LinFusion: 1 GPU, 1 Minute, 16K Image
Songhua Liu, Weihao Yu, Zhenxiong Tan, Xinchao Wang
2024-09-04

Summary
This paper talks about LinFusion, a new method that allows large language models to generate high-resolution images quickly and efficiently using only one GPU in a short amount of time.
What's the problem?
Current methods for generating detailed images with AI can be slow and require a lot of computing power, especially when working with high-resolution images. This makes it difficult to create complex visual content efficiently, as traditional models struggle with memory and processing time due to their complexity.
What's the solution?
LinFusion introduces a new linear attention mechanism that simplifies how the model processes information, allowing it to generate long sequences of images without needing as much memory or time. By building on existing models and optimizing their architecture, LinFusion can produce high-quality images at resolutions up to 16K while using significantly less computational power. It also works well with pre-trained models, making it easier to implement.
Why it matters?
This research is important because it makes it possible to create stunning high-resolution images more efficiently, which can benefit various fields such as gaming, film production, and virtual reality. By reducing the resources needed for image generation, LinFusion opens up new opportunities for creators and developers to produce high-quality visual content quickly.
Abstract
Modern diffusion models, particularly those utilizing a Transformer-based UNet for denoising, rely heavily on self-attention operations to manage complex spatial relationships, thus achieving impressive generation performance. However, this existing paradigm faces significant challenges in generating high-resolution visual content due to its quadratic time and memory complexity with respect to the number of spatial tokens.
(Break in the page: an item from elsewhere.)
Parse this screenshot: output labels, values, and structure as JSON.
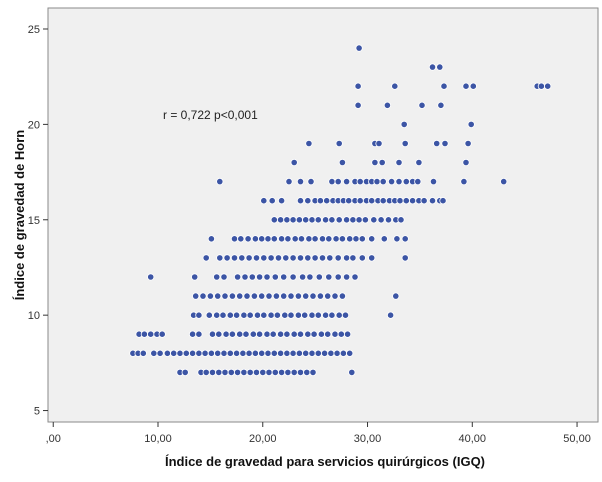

To address this limitation, we aim at a novel linear attention mechanism as an alternative in this paper. Specifically, we begin our exploration from recently introduced models with linear complexity, e.g., Mamba, Mamba2, and Gated Linear Attention, and identify two key features-attention normalization and non-causal inference-that enhance high-resolution visual generation performance. Building on these insights, we introduce a generalized linear attention paradigm, which serves as a low-rank approximation of a wide spectrum of popular linear token mixers. To save the training cost and better leverage pre-trained models, we initialize our models and distill the knowledge from pre-trained StableDiffusion (SD). We find that the distilled model, termed LinFusion, achieves performance on par with or superior to the original SD after only modest training, while significantly reducing time and memory complexity. Extensive experiments on SD-v1.5, SD-v2.1, and SD-XL demonstrate that LinFusion delivers satisfactory zero-shot cross-resolution generation performance, generating high-resolution images like 16K resolution. Moreover, it is highly compatible with pre-trained SD components, such as ControlNet and IP-Adapter, requiring no adaptation efforts. Codes are available at https://github.com/Huage001/LinFusion.